The following is an op-ed co-written by rabbi Chaim David Zwiebel and Avi Schick in the NY Daily News:
Yesterday, Jews across the world observed Yom Kippur. It was a day filled with prayer, introspection and commitment to improve. On more than a half-dozen occasions, we asked God to suppress plague and disease . . . Anyone who ministers to a congregation knows that too often there is a disconnect between what we pray for and our behavior. We sincerely seek the end of the virus, but we are not yet doing all that we can to make that happen.
Dr. Anthony Fauci and other public health experts have pointed to wearing a mask as the single most important step one can take to prevent the spread of the virus. There is no reason that mask compliance in the Orthodox community shouldn’t mirror that seen elsewhere across New York.
New York’s public health officials also need to reflect on their approach. Shaming is not a legitimate or effective tool. No other community is singled out and stereotyped as the Orthodox are. That too needs to change.
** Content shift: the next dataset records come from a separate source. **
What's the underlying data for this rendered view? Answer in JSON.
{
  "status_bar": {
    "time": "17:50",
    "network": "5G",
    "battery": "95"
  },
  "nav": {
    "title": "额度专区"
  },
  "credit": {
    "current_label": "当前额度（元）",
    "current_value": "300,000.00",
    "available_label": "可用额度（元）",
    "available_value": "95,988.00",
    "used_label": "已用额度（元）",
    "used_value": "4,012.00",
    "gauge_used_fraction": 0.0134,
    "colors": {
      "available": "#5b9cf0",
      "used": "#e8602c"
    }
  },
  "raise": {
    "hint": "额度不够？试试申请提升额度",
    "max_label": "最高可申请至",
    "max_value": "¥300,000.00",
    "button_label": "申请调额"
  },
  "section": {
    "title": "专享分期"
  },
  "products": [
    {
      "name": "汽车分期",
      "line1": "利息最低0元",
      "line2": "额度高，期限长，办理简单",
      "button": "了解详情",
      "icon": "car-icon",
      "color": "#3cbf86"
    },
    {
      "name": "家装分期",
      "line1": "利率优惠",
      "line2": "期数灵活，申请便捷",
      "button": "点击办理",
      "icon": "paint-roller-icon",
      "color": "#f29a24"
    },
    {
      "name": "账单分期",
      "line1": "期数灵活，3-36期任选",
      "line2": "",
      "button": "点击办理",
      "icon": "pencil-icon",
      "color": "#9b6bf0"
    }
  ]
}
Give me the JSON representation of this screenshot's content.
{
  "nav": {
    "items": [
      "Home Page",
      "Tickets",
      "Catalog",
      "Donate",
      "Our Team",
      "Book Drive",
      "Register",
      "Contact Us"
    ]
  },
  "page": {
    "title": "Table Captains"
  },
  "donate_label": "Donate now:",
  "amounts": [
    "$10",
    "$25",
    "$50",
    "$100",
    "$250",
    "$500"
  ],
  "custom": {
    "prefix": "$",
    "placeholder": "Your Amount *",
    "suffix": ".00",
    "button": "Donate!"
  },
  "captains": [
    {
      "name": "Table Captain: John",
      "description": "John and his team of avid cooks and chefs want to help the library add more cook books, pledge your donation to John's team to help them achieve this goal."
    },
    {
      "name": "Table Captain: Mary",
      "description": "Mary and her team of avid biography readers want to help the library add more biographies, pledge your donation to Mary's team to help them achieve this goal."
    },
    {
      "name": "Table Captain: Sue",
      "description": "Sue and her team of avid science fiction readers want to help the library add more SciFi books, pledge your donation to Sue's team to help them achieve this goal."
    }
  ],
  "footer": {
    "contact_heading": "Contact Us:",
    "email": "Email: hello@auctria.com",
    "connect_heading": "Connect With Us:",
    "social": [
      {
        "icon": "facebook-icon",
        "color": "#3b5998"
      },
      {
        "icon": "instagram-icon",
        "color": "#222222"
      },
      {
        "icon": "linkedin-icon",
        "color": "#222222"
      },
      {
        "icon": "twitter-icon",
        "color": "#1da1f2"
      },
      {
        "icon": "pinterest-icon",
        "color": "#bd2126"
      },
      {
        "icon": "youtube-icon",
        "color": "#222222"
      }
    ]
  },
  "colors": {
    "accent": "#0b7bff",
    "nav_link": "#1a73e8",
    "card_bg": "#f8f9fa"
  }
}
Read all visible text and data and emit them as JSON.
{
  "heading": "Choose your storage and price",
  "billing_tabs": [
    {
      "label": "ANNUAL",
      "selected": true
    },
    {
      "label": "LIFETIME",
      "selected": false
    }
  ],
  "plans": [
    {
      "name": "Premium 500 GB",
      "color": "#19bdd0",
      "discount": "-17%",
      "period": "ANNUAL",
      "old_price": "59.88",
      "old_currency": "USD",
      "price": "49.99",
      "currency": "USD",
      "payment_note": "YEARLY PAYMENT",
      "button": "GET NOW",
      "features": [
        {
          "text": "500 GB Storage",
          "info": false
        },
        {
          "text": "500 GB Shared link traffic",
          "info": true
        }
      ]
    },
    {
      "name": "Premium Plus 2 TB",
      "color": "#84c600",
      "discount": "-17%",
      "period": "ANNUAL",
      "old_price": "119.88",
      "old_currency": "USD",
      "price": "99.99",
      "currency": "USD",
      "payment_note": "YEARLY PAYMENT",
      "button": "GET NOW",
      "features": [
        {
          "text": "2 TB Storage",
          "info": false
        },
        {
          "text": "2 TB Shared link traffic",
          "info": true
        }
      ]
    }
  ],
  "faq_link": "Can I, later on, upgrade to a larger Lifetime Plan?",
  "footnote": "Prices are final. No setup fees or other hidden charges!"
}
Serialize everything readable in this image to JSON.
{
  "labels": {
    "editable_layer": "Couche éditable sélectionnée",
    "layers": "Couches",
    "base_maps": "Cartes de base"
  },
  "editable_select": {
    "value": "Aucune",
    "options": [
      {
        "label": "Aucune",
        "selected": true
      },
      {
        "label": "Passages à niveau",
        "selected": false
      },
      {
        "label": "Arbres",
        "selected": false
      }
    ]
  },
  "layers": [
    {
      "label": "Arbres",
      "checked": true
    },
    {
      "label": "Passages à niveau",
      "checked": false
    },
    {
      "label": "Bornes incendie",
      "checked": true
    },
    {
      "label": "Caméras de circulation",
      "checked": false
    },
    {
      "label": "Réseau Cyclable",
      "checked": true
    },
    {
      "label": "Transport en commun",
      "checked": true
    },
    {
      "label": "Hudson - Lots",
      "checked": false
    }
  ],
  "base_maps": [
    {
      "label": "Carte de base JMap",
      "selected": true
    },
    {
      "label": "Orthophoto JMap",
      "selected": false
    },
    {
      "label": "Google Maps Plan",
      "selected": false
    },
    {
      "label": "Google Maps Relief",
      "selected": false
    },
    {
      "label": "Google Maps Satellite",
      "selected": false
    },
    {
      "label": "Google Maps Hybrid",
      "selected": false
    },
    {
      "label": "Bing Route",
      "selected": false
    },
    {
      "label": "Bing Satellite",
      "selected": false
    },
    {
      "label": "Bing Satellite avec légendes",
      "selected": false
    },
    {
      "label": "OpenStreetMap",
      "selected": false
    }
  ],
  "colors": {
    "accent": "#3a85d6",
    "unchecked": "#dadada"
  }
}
This summer saw day camps and daycare centers running without incident. When overnight camps were banned in New York State, many safely moved their operations to neighboring states. Synagogues resumed services. All this may have led to a false sense of security about a potential second wave. But instead of communication, the city’s Department of Health countered with criticism. Fauci also offers a model of how public health officials should act during a pandemic. Engagement and building trust is what is necessary and what works.
There is also lingering distrust because of the different way the city treated the several hundred Hasidic mourners at an outdoor funeral at the very end of April and the far larger crowds righteously protesting the horrific murder of George Floyd a month later.